La cuarentena los atrapó lejos de casa

Rosa, Brayan, Valeria y Fátima no se conocen. Es muy probable que nunca se hayan visto. Sus historias empezaron a cambiar durante el verano, cuando decidieron visitar a sus familiares, ubicados en distintos lugares del mundo: Estados Unidos, España y Perú. Y con el anuncio de la cuarentena todos sus planes se alteraron. Rosa sueña con diseñar prendas de vestir en el Cusco. Brayan estudia para ser periodista. Valeria, también. Fátima quiere ser arquitecta. Sus vidas transcurren a miles de kilómetros de distancia, sin embargo, algo tienen en común: la incertidumbre de no saber cuándo volverán a casa o al menos cuando recuperarán las rutinas y los proyectos que dejaron suspendidos a causa de la pandemia.

Por:  Stephanie Morgenstern
Portada: Gerald Espinoza


Valeria Vega estudia Periodismo en la PUCP y en el semestre 2019-2 se fue a México para hacer un ciclo de intercambio en el Tecnológico de Monterrey. Regresó a Lima a mediados de diciembre, pero solo se quedó tres días porque inmediatamente partió a Europa de vacaciones por un mes y medio. Viajó con Natalia y Adelí, su hermana y su madre, respectivamente. Primero fueron a Valencia para visitar a Luisiana, otra de sus hermanas, que se ha establecido en España. Luego hicieron un periplo por distintas ciudades. Fue un viaje inolvidable. “Cuando regresamos la pandemia estaba allá, pero no acá. Por eso gritamos: “¡Bien, nos salvamos!”, recuerda. Antes de empezar otro semestre de clases, Valeria decidió disfrutar los últimos días del verano en su ciudad natal, Trujillo. Soñaba con celebrar las fiestas de Palo Cilulo, en Huanchaco, y el Toromatch, en Las Delicias. Pero el Covid-19 llegó al Perú como una ola imprevista y le trajo de regalo fiestas canceladas y una cuarentena que la obligaría a permanecer en Trujillo durante todo el 2020. 
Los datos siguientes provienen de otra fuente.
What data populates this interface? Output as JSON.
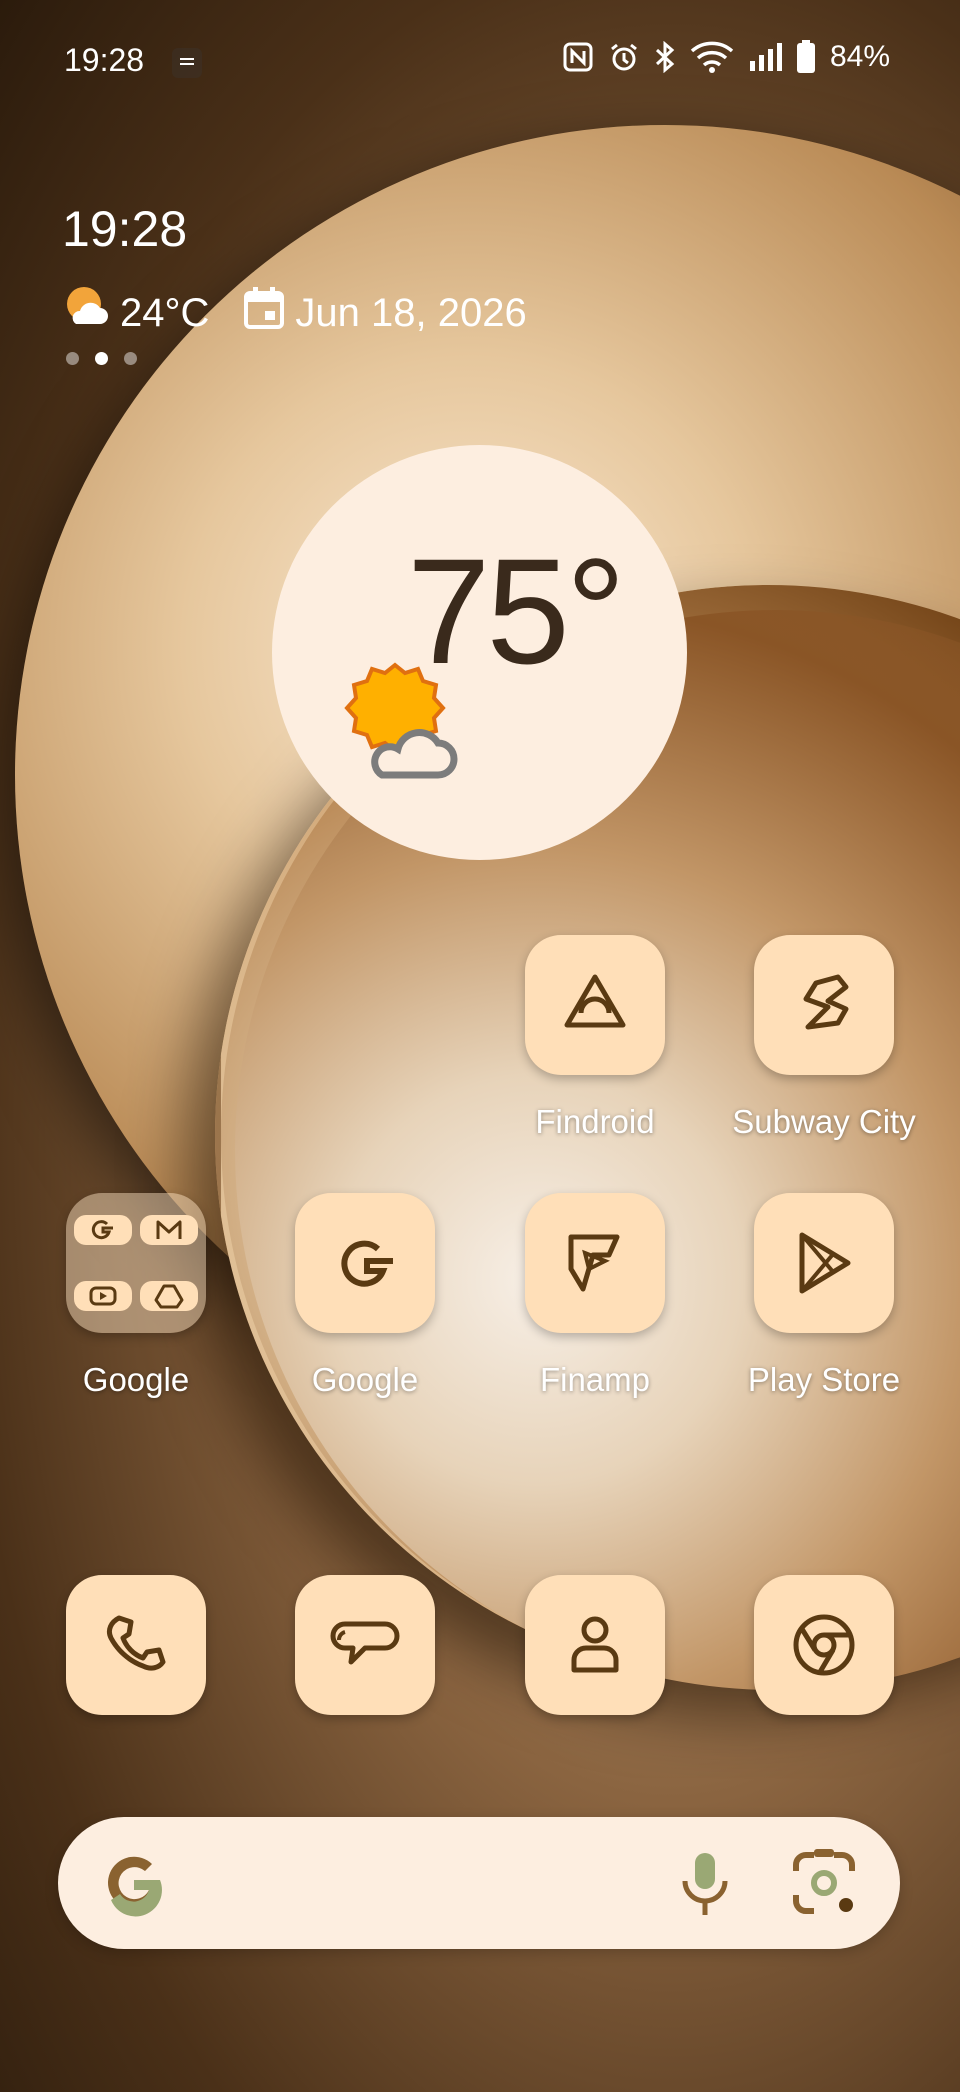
{
  "status_bar": {
    "time": "19:28",
    "battery": "84%",
    "icons": [
      "notification-icon",
      "nfc-icon",
      "alarm-icon",
      "bluetooth-icon",
      "wifi-icon",
      "signal-icon",
      "battery-icon"
    ]
  },
  "glance": {
    "time": "19:28",
    "temperature": "24°C",
    "date": "Jun 18, 2026",
    "weather_icon": "partly-cloudy-icon",
    "calendar_icon": "calendar-icon"
  },
  "page_indicator": {
    "pages": 3,
    "active_index": 1
  },
  "weather_widget": {
    "temperature": "75°",
    "icon": "sun-cloud-icon"
  },
  "apps": {
    "findroid": "Findroid",
    "subway_city": "Subway City",
    "google_folder": "Google",
    "google": "Google",
    "finamp": "Finamp",
    "play_store": "Play Store"
  },
  "dock": [
    "phone-icon",
    "messages-icon",
    "contacts-icon",
    "chrome-icon"
  ],
  "search_bar": {
    "icons": [
      "google-g-icon",
      "mic-icon",
      "lens-icon"
    ]
  },
  "colors": {
    "tile": "#ffdfb8",
    "icon_stroke": "#5a3a12",
    "widget_bg": "#fdeee0"
  }
}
Valeria tiene veintidós años y no había permanecido una temporada larga en Trujillo desde que a los dieciséis se mudó a Lima para vivir con sus hermanas mayores y empezar la universidad. “En Lima no tenía límites, regresaba cuando quería. Acá tuve que adaptarme nuevamente a mi vida de quince años”, explica. Ella sentía ganas de escaparse a la capital, no quería perder su libertad. Sin embargo, admite que la convivencia no fue un problema, y que su mamá estuvo ahí para cuidar de ella cuando más la necesitaba. “Es un amor que no sentía hace mucho tiempo”, confiesa. Con el transcurrir de los meses, los ojos de Valeria vieron la vida cotidiana de Trujillo de una forma diferente. Ahora quiere quedarse allá por un buen tiempo, siempre al lado de su madre, por lo menos hasta que la situación mejore. Cuando vivía en Lima siempre le faltaba tiempo, incluso para prepararse el desayuno. “Aquí también ando apurada, pero siempre voy a tener un desayuno preparado por mi mamá. La verdad, yo quisiera quedarme aquí a vivir con ella”, afirma. 
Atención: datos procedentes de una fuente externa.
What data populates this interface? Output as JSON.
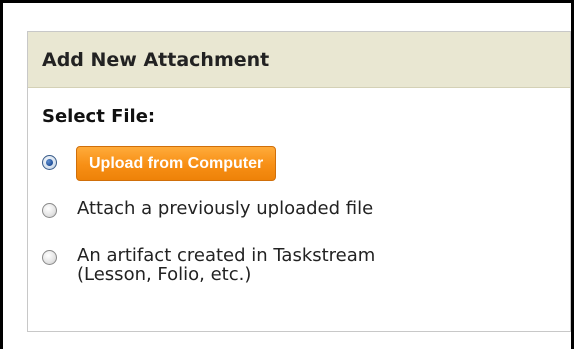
{
  "panel": {
    "title": "Add New Attachment",
    "section_label": "Select File:"
  },
  "options": [
    {
      "label": "Upload from Computer",
      "checked": true
    },
    {
      "label": "Attach a previously uploaded file",
      "checked": false
    },
    {
      "label_line1": "An artifact created in Taskstream",
      "label_line2": "(Lesson, Folio, etc.)",
      "checked": false
    }
  ],
  "colors": {
    "header_bg": "#e9e7d2",
    "button_orange": "#f78f15"
  }
}
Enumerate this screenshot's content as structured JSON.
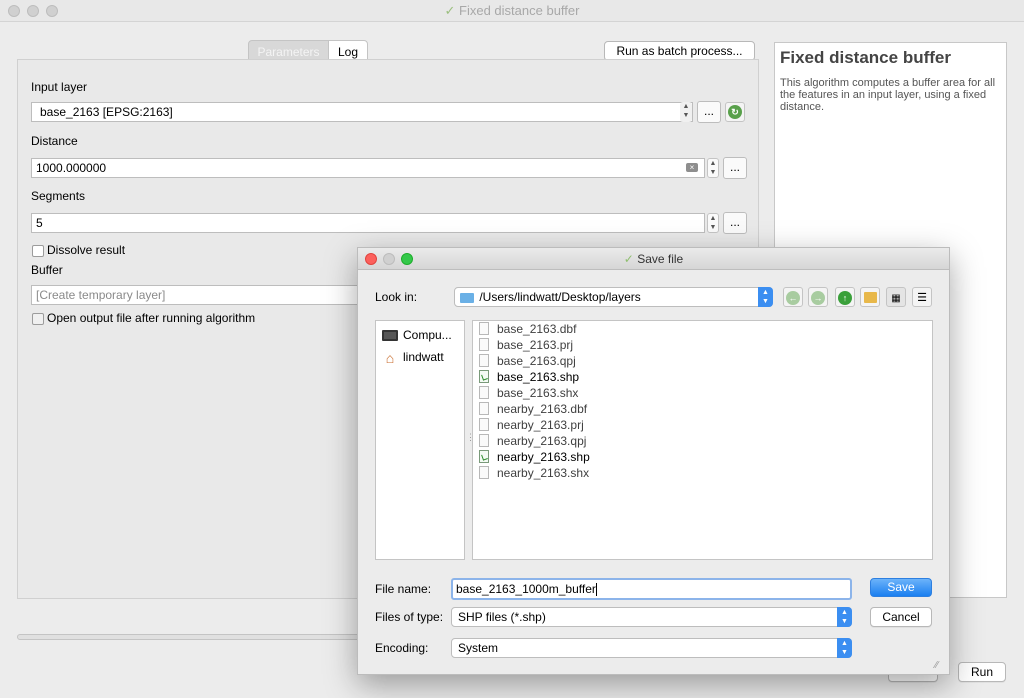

La pandemia frenó las oportunidades que Valeria estaba desarrollando en el ámbito periodístico. Ella forma parte de “La Cátedra Deportes”, un medio de comunicación con una página de Facebook muy activa. Tenía acceso a la cobertura de diversos eventos deportivos. Para este año en su agenda figuraban la Copa América Bicentenario y las eliminatorias al mundial de fútbol Qatar 2022. Antes de la pandemia repartía su tiempo entre asistir a clases y hacer el registro gráfico de actividades deportivas, una faceta en la que trabajaba por su cuenta. “Ya había mandado mi acreditación para cubrir el partido Perú versus Brasil. Iba a ser mi primer partido FIFA como fotógrafa”, recuerda con ilusión. Lamentablemente, el encuentro programado para el 31 de marzo se canceló y Valeria sintió una pena enorme. “Me quería morir. Era uno de mis sueños. Tomar fotos de una selección brasileña de fútbol jugando con el equipo peruano no es algo que tú puedas hacer todos los años”, afirma. 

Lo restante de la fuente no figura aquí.